Forgive me if I've already asked this question, but my 5-1/2 restoration is almost completed and I'm working on the interior. My 69 has the Dark Green interior, but was not ordered with color keyed seat belts. It has the black seat belts. Should the plastic covers that mount with the two bolts that hold the shoulder belts to the roof of the car match the headliner ( green). Or the belts ( black)? Thanks


----------



## BLK69JUDGE (Jun 10, 2010)

what color is the plastic on the outer lap belt plastics
I would go with that
I would have to say I have only seen them the same color as the belts 
in the 68 9 a bodys I have had ...75+ of em


----------



## greenjudge69 (Mar 8, 2015)

I'm buying the belts Ames sells. My set was in terrible condition and incomplete. I'm guessing they will be black since the belts are black. Thanks


----------



## BLK69JUDGE (Jun 10, 2010)

Im thinkin greens the original belt color ... hmmmmmmmm
for green interior .........


----------



## greenjudge69 (Mar 8, 2015)

The green belts were an upgrade over the black. It's on my Phs docs I believe. But I seem to remember the plastic covers matched the green headliner


----------



## BearGFR (Aug 25, 2008)

greenjudge69 said:


> Forgive me if I've already asked this question, but my 5-1/2 restoration is almost completed and I'm working on the interior. My 69 has the Dark Green interior, but was not ordered with color keyed seat belts. It has the black seat belts.
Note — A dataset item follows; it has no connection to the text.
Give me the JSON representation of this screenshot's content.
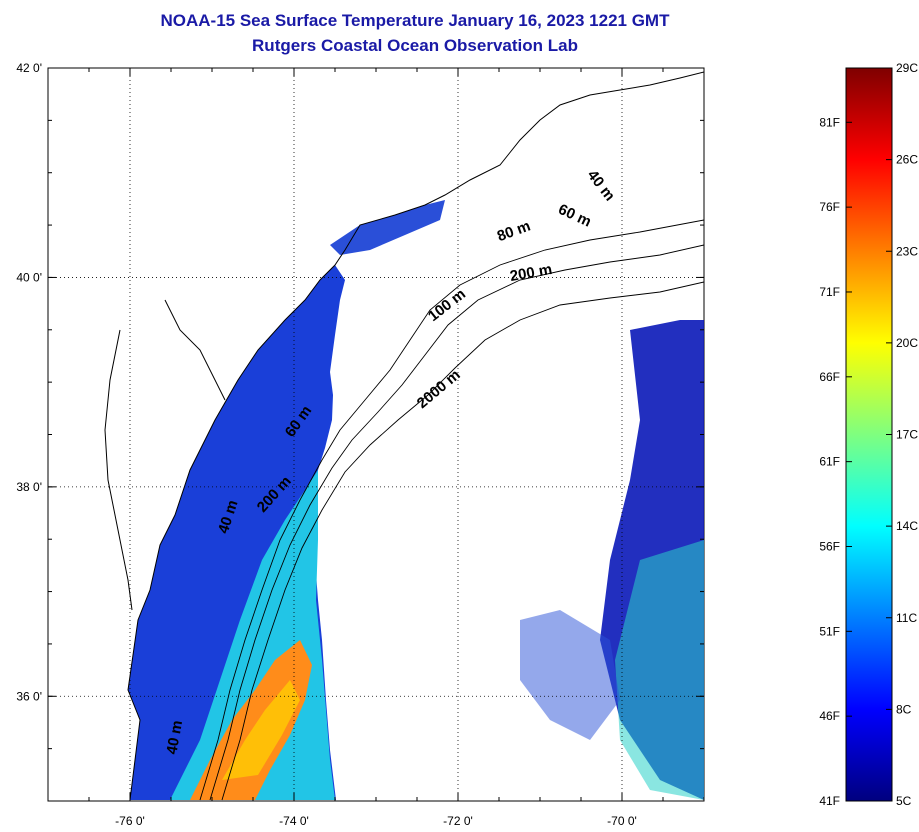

Should the plastic covers that mount with the two bolts that hold the shoulder belts to the roof of the car match the headliner ( green). Or the belts ( black)? Thanks


I have a 69 myself but I can't provide a reliable answer to your question (my car also has a black interior). However, there is a list of experts posted on the GTOAA web site and there's one for '69. I don't know if that person would have the answer and would answer, but it's worth a shot.

Tech Advice » GTO Association of America

Bear


----------



## greenjudge69 (Mar 8, 2015)

Thanks Bear. Unfortunately my car has the dark green interior, but I'll email the 69 guy at gtoaa and see what he says. Thanks again.


----------



## Montreux (Mar 8, 2009)

Look on eBay to see what’s available used. I guessing that even if green was OEM, the reproductions will not be available in green (“paint to match”). This part probably has a high survival rate as a used part.


----------



## Montreux (Mar 8, 2009)

If you sprayed your dash pad, you could spray the covers to match.


----------